It finally came! Today is the day we got to do a major smackdown on those student loans! We’ve been saving up all month, since we couldn’t make payments while the transition from Edgeucation to Mohela was going on.
Well, the transition is now finished, and let me say I am shocked to say it, but it looks like Mohela has got their shit together way more than Edgeucation did! What?! I know. Mohela even sent us an email confirming our payment was submitted! Crazy!
Even more good news, my balance transfer for the loans went through just fine, so I don’t have to worry about all that money being lost in oblivion. We made the big payment this morning and damn did that feel AWESOME. We are now officially 80% paid on the loans we owe to the government! 80%!!!!
I am so happy with the progress that we have been making. Though, at the same time, Mr WWW and I have been talking a lot about the idea of lifestyle creep, and how we could be paying more on our loans if we hadn’t improved our lifestyle. Back 2 years ago when the loans were all first due, we had to scale our lifestyle back a ton, just so we could make the minimum payments. Now, our minimum payments are way smaller, and each month we are able to put a ton more towards the loans, simply because our income has increased.

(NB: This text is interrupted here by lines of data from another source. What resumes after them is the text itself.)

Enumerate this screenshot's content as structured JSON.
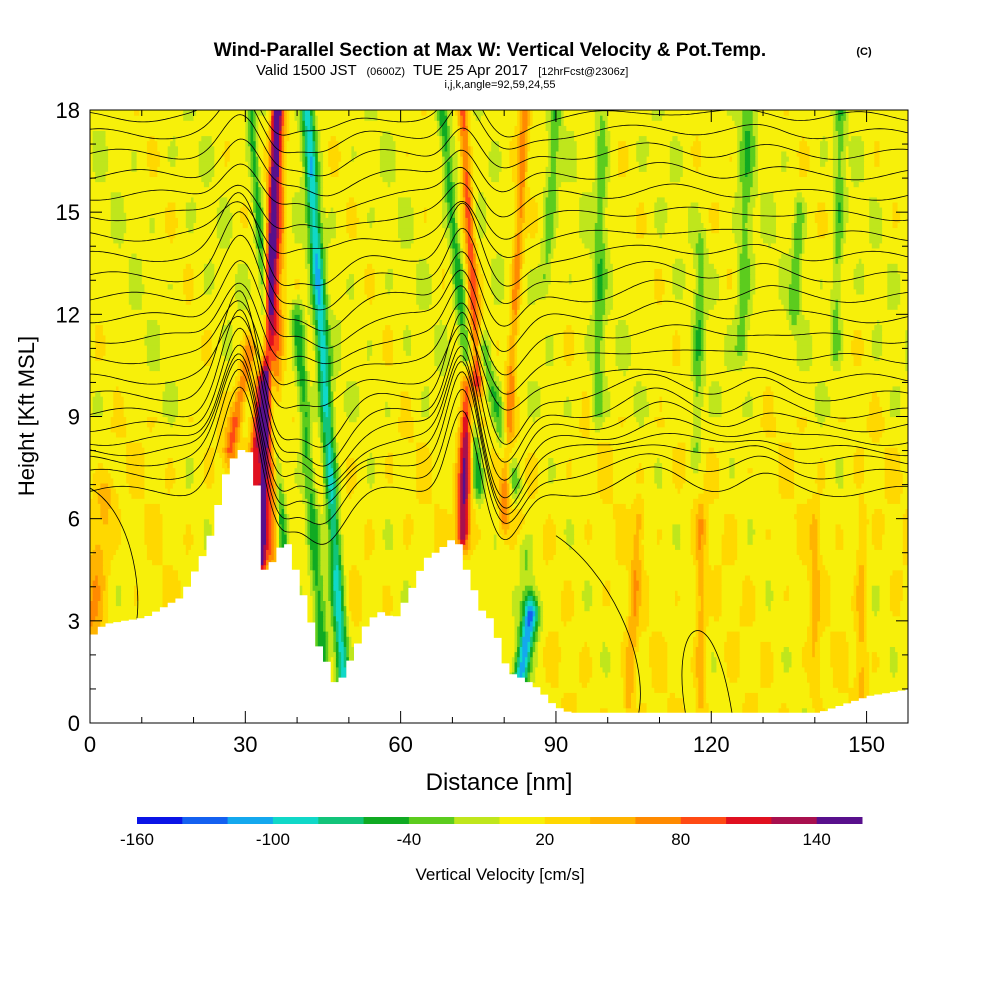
{
  "chart_data": {
    "type": "heatmap",
    "title": "Wind-Parallel Section at Max W: Vertical Velocity & Pot.Temp.",
    "title_mark": "(C)",
    "subtitle_main": "Valid 1500 JST",
    "subtitle_utc": "(0600Z)",
    "subtitle_date": "TUE 25 Apr 2017",
    "subtitle_fcst": "[12hrFcst@2306z]",
    "subtitle_indices": "i,j,k,angle=92,59,24,55",
    "xlabel": "Distance [nm]",
    "ylabel": "Height [Kft MSL]",
    "xlim": [
      0,
      158
    ],
    "ylim": [
      0,
      18
    ],
    "x_ticks": [
      0,
      30,
      60,
      90,
      120,
      150
    ],
    "x_tick_labels": [
      "0",
      "30",
      "60",
      "90",
      "120",
      "150"
    ],
    "y_ticks": [
      0,
      3,
      6,
      9,
      12,
      15,
      18
    ],
    "y_tick_labels": [
      "0",
      "3",
      "6",
      "9",
      "12",
      "15",
      "18"
    ],
    "colorbar": {
      "label": "Vertical Velocity [cm/s]",
      "min": -160,
      "max": 160,
      "step": 20,
      "tick_labels": [
        "-160",
        "-100",
        "-40",
        "20",
        "80",
        "140"
      ],
      "tick_values": [
        -160,
        -100,
        -40,
        20,
        80,
        140
      ],
      "colors": [
        "#0a14e6",
        "#1460f0",
        "#14a8ee",
        "#10d8c8",
        "#12c47a",
        "#10aa22",
        "#5ccc1e",
        "#bfe61c",
        "#f7f00a",
        "#ffd800",
        "#ffb400",
        "#ff8a00",
        "#ff4a14",
        "#e01020",
        "#a8104e",
        "#58108c"
      ]
    },
    "terrain_profile": {
      "x": [
        0,
        2,
        10,
        17,
        22,
        26,
        29,
        31,
        33,
        35,
        37,
        39,
        41,
        43,
        45,
        47,
        50,
        53,
        56,
        58,
        61,
        64,
        67,
        70,
        72,
        75,
        77,
        80,
        83,
        86,
        89,
        92,
        100,
        110,
        120,
        130,
        140,
        150,
        158
      ],
      "y": [
        2.6,
        2.9,
        3.1,
        3.7,
        5.2,
        7.6,
        8.1,
        7.8,
        4.5,
        4.8,
        5.5,
        4.5,
        3.5,
        2.4,
        1.8,
        1.0,
        2.0,
        3.0,
        3.3,
        3.0,
        3.8,
        4.8,
        5.1,
        5.5,
        4.5,
        3.3,
        3.0,
        1.5,
        1.3,
        1.0,
        0.5,
        0.3,
        0.3,
        0.3,
        0.3,
        0.3,
        0.3,
        0.8,
        1.0
      ]
    },
    "velocity_features": [
      {
        "x_bottom": 27,
        "x_top": 31,
        "y_bottom": 8.0,
        "y_top": 11.0,
        "half_width": 1.3,
        "w": 70
      },
      {
        "x_bottom": 33,
        "x_top": 36,
        "y_bottom": 4.8,
        "y_top": 18.0,
        "half_width": 1.0,
        "w": 140
      },
      {
        "x_bottom": 30,
        "x_top": 33,
        "y_bottom": 4.0,
        "y_top": 10.0,
        "half_width": 1.2,
        "w": 100
      },
      {
        "x_bottom": 38,
        "x_top": 31,
        "y_bottom": 4.0,
        "y_top": 18.0,
        "half_width": 0.9,
        "w": -60
      },
      {
        "x_bottom": 49,
        "x_top": 42,
        "y_bottom": 1.0,
        "y_top": 18.0,
        "half_width": 1.3,
        "w": -100
      },
      {
        "x_bottom": 45,
        "x_top": 40,
        "y_bottom": 2.0,
        "y_top": 12.0,
        "half_width": 1.2,
        "w": -60
      },
      {
        "x_bottom": 35,
        "x_top": 37,
        "y_bottom": 5.0,
        "y_top": 18.0,
        "half_width": 1.3,
        "w": 60
      },
      {
        "x_bottom": 72,
        "x_top": 73,
        "y_bottom": 5.5,
        "y_top": 10.0,
        "half_width": 1.3,
        "w": 130
      },
      {
        "x_bottom": 75,
        "x_top": 68,
        "y_bottom": 7.0,
        "y_top": 18.0,
        "half_width": 1.1,
        "w": -60
      },
      {
        "x_bottom": 82,
        "x_top": 76,
        "y_bottom": 7.0,
        "y_top": 11.0,
        "half_width": 1.4,
        "w": -50
      },
      {
        "x_bottom": 75,
        "x_top": 72,
        "y_bottom": 10.0,
        "y_top": 18.0,
        "half_width": 1.0,
        "w": 80
      },
      {
        "x_bottom": 83,
        "x_top": 85,
        "y_bottom": 1.2,
        "y_top": 3.3,
        "half_width": 1.5,
        "w": -120
      },
      {
        "x_bottom": 86,
        "x_top": 84,
        "y_bottom": 3.0,
        "y_top": 5.0,
        "half_width": 1.6,
        "w": -40
      },
      {
        "x_bottom": 0,
        "x_top": 3,
        "y_bottom": 2.6,
        "y_top": 6.8,
        "half_width": 2.2,
        "w": 40
      },
      {
        "x_bottom": 80,
        "x_top": 84,
        "y_bottom": 6.0,
        "y_top": 18.0,
        "half_width": 1.0,
        "w": 60
      },
      {
        "x_bottom": 104,
        "x_top": 106,
        "y_bottom": 0.5,
        "y_top": 6.0,
        "half_width": 1.0,
        "w": 40
      },
      {
        "x_bottom": 118,
        "x_top": 118,
        "y_bottom": 0.5,
        "y_top": 6.0,
        "half_width": 1.0,
        "w": 40
      },
      {
        "x_bottom": 140,
        "x_top": 140,
        "y_bottom": 1.0,
        "y_top": 6.0,
        "half_width": 1.0,
        "w": 30
      },
      {
        "x_bottom": 149,
        "x_top": 149,
        "y_bottom": 1.0,
        "y_top": 6.0,
        "half_width": 1.0,
        "w": 35
      },
      {
        "x_bottom": 98,
        "x_top": 99,
        "y_bottom": 9.0,
        "y_top": 18.0,
        "half_width": 1.2,
        "w": -40
      },
      {
        "x_bottom": 117,
        "x_top": 118,
        "y_bottom": 8.0,
        "y_top": 14.0,
        "half_width": 1.0,
        "w": -40
      },
      {
        "x_bottom": 126,
        "x_top": 127,
        "y_bottom": 11.0,
        "y_top": 18.0,
        "half_width": 1.5,
        "w": -40
      },
      {
        "x_bottom": 144,
        "x_top": 145,
        "y_bottom": 11.0,
        "y_top": 18.0,
        "half_width": 1.0,
        "w": -40
      },
      {
        "x_bottom": 136,
        "x_top": 137,
        "y_bottom": 12.0,
        "y_top": 15.0,
        "half_width": 1.0,
        "w": -40
      },
      {
        "x_bottom": 88,
        "x_top": 90,
        "y_bottom": 13.0,
        "y_top": 18.0,
        "half_width": 1.2,
        "w": -40
      }
    ],
    "isentrope_base_heights": [
      6.8,
      7.3,
      7.7,
      8.0,
      8.3,
      8.7,
      9.1,
      9.6,
      10.1,
      10.7,
      11.3,
      11.9,
      12.5,
      13.1,
      13.7,
      14.3,
      14.9,
      15.5,
      16.1,
      16.7,
      17.3,
      17.8
    ]
  }
}
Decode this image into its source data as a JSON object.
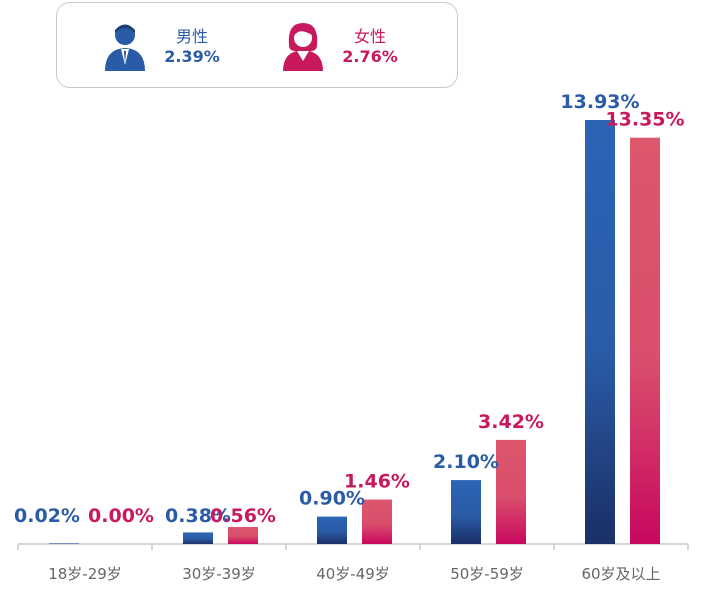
{
  "legend": {
    "male": {
      "label": "男性",
      "value": "2.39%",
      "color": "#2a5ba6",
      "icon": "male-avatar-icon"
    },
    "female": {
      "label": "女性",
      "value": "2.76%",
      "color": "#c8195f",
      "icon": "female-avatar-icon"
    }
  },
  "chart_data": {
    "type": "bar",
    "categories": [
      "18岁-29岁",
      "30岁-39岁",
      "40岁-49岁",
      "50岁-59岁",
      "60岁及以上"
    ],
    "series": [
      {
        "name": "男性",
        "values": [
          0.02,
          0.38,
          0.9,
          2.1,
          13.93
        ],
        "labels": [
          "0.02%",
          "0.38%",
          "0.90%",
          "2.10%",
          "13.93%"
        ],
        "color": "#2a5ba6"
      },
      {
        "name": "女性",
        "values": [
          0.0,
          0.56,
          1.46,
          3.42,
          13.35
        ],
        "labels": [
          "0.00%",
          "0.56%",
          "1.46%",
          "3.42%",
          "13.35%"
        ],
        "color": "#d9536e"
      }
    ],
    "label_colors": [
      "#2a5ba6",
      "#c8195f"
    ],
    "ylim": [
      0,
      13.93
    ],
    "grid": false,
    "legend_position": "top-left"
  }
}
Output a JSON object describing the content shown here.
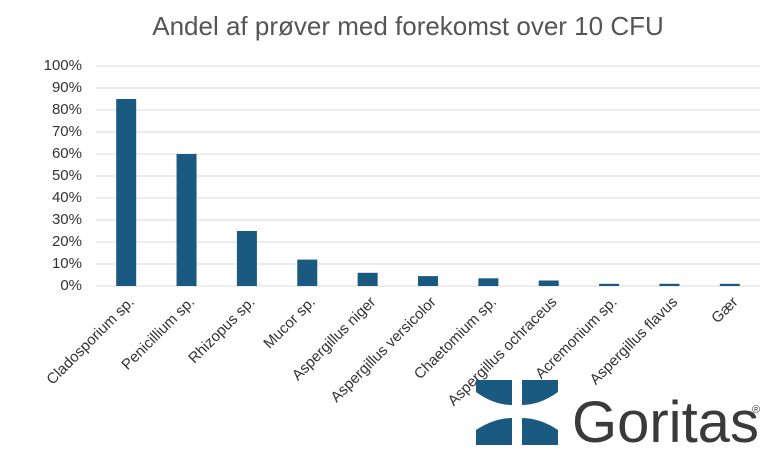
{
  "chart_data": {
    "type": "bar",
    "title": "Andel af prøver med forekomst over 10 CFU",
    "categories": [
      "Cladosporium sp.",
      "Penicillium sp.",
      "Rhizopus sp.",
      "Mucor sp.",
      "Aspergillus niger",
      "Aspergillus versicolor",
      "Chaetomium sp.",
      "Aspergillus ochraceus",
      "Acremonium sp.",
      "Aspergillus flavus",
      "Gær"
    ],
    "values": [
      85,
      60,
      25,
      12,
      6,
      4.5,
      3.5,
      2.5,
      1,
      1,
      1
    ],
    "color": "#1b5a80",
    "ylim": [
      0,
      100
    ],
    "yticks": [
      {
        "value": 0,
        "label": "0%"
      },
      {
        "value": 10,
        "label": "10%"
      },
      {
        "value": 20,
        "label": "20%"
      },
      {
        "value": 30,
        "label": "30%"
      },
      {
        "value": 40,
        "label": "40%"
      },
      {
        "value": 50,
        "label": "50%"
      },
      {
        "value": 60,
        "label": "60%"
      },
      {
        "value": 70,
        "label": "70%"
      },
      {
        "value": 80,
        "label": "80%"
      },
      {
        "value": 90,
        "label": "90%"
      },
      {
        "value": 100,
        "label": "100%"
      }
    ],
    "grid": true
  },
  "logo": {
    "text": "Goritas",
    "mark": "®"
  }
}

But, even though the loans are getting paid off at a faster rate, we still spend more on fun stuff than we did 2 years ago. Many of our acquaintances think we are still obnoxiously frugal, because we don’t constantly go out to eat, or to the movies, or to the bars. And it is true that we are pretty exacting with what we spend money on. But at the same time, we are treating ourselves a little here or there, more than we would have in the past.
For example, Mr. WWW and I have a membership to a climbing gym. We found a way to get a huge discount on the membership, it is something that we love doing together, and it keeps us in shape. On top of that, we have a lot of friends with memberships as well, so it allows us to spend time with our friends without constantly spending money on eating out and movies, etc. So you can see that this was a very well thought out expense. We cover a lot of bases with this membership. But, it still is money that is leaving our bank account.
Another example is our residence. We could be paying a lot less in rent. We recently inherited a piano from Mr WWW’s mom, and we needed a bigger place to store the piano. I really wanted an apartment with an open floor plan, where the piano could be in the main room instead of in a bedroom. So, we are paying more than our last place for having this piano in our front room. I have to say, it is amazing. We play the piano nearly every day, and it is so much fun to have the piano in the main room when we have people over. But it still money that is leaving our bank account, and not going towards those loans.
Lifestyle creep is tricky, because it happens so slowly and gradually. I think it really is the determining factor of financial success in the long term, though, so we need to be careful. I think the pie graphs are helpful here. Our goal is to put 50% of our take-home pay into “Smart Money,” which is loan payments, savings, and investments. I think as long as we focus on keeping that at or above 50%, our lifestyle creep won’t be too bad. For example, we continue to maintain our 50% goal, even with our climbing membership and more expensive apartment.
What do you guys think? Is it safe to go off percentages of take-home pay alone? Or is it better to allocate a dollar amount for Needs and Wants, and then everything else goes to Smart Money? That way, as you earn more and more, you are only investing the extra money.